Таково заключение статьи. Раньше (стр. 17) Свенцицкий, подчеркивая, выразил очень верную мысль: "Никакое христианское государство немыслимо". Он думает, что если бы весь мир сделался "христианским", то не было бы вовсе государства и была бы одна Церковь. Пока же – Церковь должна бороться с "внешними" насильственными мерами. Да, уж тут не до того, чтобы всякий фабрикант, как и рабочий, оставались мирно тем, что они есть, исподволь пропитывая свою жизнь христианским духом! Не до ожидания близкого пришествия добрых, сознательных священников!
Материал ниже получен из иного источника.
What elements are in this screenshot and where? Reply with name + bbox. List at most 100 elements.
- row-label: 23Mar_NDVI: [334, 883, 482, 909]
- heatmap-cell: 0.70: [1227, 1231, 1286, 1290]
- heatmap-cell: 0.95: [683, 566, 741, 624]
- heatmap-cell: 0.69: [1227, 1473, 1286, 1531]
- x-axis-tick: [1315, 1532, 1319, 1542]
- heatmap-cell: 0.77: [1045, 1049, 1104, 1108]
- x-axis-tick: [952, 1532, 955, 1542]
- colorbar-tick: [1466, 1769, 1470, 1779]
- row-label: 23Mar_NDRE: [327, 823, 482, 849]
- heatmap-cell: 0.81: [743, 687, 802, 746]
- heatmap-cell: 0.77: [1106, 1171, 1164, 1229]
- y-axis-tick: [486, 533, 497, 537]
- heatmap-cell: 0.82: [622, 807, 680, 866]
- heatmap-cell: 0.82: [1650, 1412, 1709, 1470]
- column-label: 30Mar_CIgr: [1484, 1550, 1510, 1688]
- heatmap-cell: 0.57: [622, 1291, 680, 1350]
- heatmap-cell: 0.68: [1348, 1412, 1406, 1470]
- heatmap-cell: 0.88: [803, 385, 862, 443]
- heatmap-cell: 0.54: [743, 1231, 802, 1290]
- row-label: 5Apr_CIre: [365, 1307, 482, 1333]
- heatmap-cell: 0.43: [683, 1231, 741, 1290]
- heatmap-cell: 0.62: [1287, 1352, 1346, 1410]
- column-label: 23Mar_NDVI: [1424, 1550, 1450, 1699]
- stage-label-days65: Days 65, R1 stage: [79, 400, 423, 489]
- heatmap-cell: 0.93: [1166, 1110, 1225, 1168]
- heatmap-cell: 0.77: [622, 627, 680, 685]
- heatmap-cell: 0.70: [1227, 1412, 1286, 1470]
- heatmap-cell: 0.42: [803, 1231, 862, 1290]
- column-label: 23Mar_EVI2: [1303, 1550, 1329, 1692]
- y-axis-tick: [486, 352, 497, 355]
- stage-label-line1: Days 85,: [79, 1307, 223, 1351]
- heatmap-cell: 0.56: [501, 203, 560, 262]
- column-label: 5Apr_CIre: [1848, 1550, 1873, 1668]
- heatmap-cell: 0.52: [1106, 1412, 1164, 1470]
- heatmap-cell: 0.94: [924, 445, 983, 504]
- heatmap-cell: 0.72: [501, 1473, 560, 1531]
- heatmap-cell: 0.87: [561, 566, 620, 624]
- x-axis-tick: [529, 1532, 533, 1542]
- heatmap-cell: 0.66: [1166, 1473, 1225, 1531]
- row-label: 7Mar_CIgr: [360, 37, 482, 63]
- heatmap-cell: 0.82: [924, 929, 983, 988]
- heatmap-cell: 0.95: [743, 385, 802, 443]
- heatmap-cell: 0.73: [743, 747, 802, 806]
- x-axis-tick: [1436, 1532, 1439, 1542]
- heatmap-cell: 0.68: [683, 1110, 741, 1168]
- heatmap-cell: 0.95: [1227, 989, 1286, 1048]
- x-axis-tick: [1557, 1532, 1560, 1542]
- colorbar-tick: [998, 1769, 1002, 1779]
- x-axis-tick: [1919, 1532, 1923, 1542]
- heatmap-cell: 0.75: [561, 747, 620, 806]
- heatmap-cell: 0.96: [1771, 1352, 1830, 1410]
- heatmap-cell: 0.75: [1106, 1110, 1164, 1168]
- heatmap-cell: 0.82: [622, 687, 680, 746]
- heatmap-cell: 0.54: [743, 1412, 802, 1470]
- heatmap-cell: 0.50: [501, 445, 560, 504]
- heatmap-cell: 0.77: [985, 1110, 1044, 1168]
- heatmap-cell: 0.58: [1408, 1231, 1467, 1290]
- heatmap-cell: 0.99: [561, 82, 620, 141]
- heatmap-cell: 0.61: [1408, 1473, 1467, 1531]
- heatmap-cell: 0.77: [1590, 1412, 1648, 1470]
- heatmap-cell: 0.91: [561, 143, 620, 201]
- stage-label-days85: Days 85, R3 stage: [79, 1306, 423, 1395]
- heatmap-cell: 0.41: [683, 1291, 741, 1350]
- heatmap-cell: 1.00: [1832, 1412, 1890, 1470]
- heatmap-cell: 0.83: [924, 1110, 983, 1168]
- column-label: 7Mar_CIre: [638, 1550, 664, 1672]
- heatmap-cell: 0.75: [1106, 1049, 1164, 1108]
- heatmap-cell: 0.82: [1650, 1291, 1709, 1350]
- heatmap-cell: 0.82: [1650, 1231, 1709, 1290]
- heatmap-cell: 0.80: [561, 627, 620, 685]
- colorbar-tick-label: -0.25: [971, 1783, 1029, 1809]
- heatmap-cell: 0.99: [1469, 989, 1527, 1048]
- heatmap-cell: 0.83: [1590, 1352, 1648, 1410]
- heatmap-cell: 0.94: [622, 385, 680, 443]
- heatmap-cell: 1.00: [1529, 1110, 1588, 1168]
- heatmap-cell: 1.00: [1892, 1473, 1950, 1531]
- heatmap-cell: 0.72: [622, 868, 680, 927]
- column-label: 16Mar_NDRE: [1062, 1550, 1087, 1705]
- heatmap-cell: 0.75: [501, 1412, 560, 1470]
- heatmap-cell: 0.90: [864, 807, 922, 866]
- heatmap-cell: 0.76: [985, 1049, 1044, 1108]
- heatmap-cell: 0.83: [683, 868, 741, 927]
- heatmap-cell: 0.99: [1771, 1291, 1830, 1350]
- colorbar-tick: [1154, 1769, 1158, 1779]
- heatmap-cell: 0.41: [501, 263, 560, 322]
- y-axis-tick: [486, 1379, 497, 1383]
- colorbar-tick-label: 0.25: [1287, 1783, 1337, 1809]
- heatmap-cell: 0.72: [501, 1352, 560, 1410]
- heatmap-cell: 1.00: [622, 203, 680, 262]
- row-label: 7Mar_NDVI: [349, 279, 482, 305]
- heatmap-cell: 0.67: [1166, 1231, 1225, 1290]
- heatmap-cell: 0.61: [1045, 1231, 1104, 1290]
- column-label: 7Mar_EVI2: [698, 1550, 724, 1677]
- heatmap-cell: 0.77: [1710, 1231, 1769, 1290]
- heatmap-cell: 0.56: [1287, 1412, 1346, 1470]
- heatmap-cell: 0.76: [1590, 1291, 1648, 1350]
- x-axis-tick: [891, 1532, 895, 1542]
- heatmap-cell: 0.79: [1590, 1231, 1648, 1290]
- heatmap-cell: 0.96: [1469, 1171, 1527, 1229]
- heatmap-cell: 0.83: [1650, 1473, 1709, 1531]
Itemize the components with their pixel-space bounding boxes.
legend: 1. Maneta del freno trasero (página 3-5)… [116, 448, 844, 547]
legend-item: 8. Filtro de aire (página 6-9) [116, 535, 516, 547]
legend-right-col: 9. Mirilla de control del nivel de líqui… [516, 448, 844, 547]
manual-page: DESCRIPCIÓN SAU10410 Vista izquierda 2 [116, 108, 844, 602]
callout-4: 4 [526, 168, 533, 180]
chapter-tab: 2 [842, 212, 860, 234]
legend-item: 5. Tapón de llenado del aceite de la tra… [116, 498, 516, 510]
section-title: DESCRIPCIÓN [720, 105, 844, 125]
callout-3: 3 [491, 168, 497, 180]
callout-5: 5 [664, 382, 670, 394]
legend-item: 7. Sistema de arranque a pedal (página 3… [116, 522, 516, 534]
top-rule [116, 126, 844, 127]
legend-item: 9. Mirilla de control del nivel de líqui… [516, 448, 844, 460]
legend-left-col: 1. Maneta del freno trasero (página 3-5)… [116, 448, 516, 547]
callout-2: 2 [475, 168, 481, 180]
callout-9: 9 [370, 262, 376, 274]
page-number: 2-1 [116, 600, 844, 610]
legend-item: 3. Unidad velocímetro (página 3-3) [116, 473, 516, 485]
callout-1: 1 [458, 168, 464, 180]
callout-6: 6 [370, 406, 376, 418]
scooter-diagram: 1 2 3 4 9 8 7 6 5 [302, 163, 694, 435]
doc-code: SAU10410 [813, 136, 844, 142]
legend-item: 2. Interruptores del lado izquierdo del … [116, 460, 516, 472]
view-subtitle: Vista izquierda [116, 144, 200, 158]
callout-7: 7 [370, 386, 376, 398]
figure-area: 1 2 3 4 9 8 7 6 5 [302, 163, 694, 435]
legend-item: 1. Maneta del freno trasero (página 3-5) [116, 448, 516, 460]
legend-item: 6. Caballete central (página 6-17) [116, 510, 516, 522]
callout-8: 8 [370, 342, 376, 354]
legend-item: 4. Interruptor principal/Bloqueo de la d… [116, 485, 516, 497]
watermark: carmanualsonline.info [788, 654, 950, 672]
Напротив, Свенцицкий называет "церковное либеральничанье" – "полуистиной" и сурово его осуждает.

Хорошо, так что же все-таки делать и как мыслить христианину? По Булгакову или по Свенцицкому? Они оба претендуют на христианское мировоззренье. Мало того, они оба почему-то, считают, что они в одной и той же христианской Церкви, и даже именно православной. Какое же миропонимание у Церкви? Булгакова или Свенцицкого? С кем же она? Или где она? Впрочем, к Церкви мы вернемся, а пока взглянем добросовестно внутрь сборника, нет ли все-таки у Булгакова единомышленника; нет ли хоть двух, если не трех, с одинаковым "миропониманием".

Вот методист Эри. Это очень умный человек; не писатель; несомненно, тоже верующий. Он скромно озаглавил свою статью "О приходе" – но пишет явно о христианской общине как обособленной единице, подробно развивает экономическое положение, требуя все время "общения имуществ" – земли, орудий производств и т. д. Он опирается всей тяжестью со многими ссылками и текстами на первые века христианства, на первые общины апостольские. Со 132 страницы перевернем листы до 314. Булгаков пишет: "Мы отрицаем в самой идее церковно-хозяйственные общины, которых мы не знаем и в первые века христианства, и так учит об этом и ап. Павел, требовавший, чтобы каждый оставался в том звании, в котором призван (1 Кор, VII. 2), рабов оставлявший по-прежнему рабами, а господ господами"… и т. д. Выписывать далее не стоит, далее идет уже столько же против Эрна, как и против Свенцицкого с его насильственной борьбой.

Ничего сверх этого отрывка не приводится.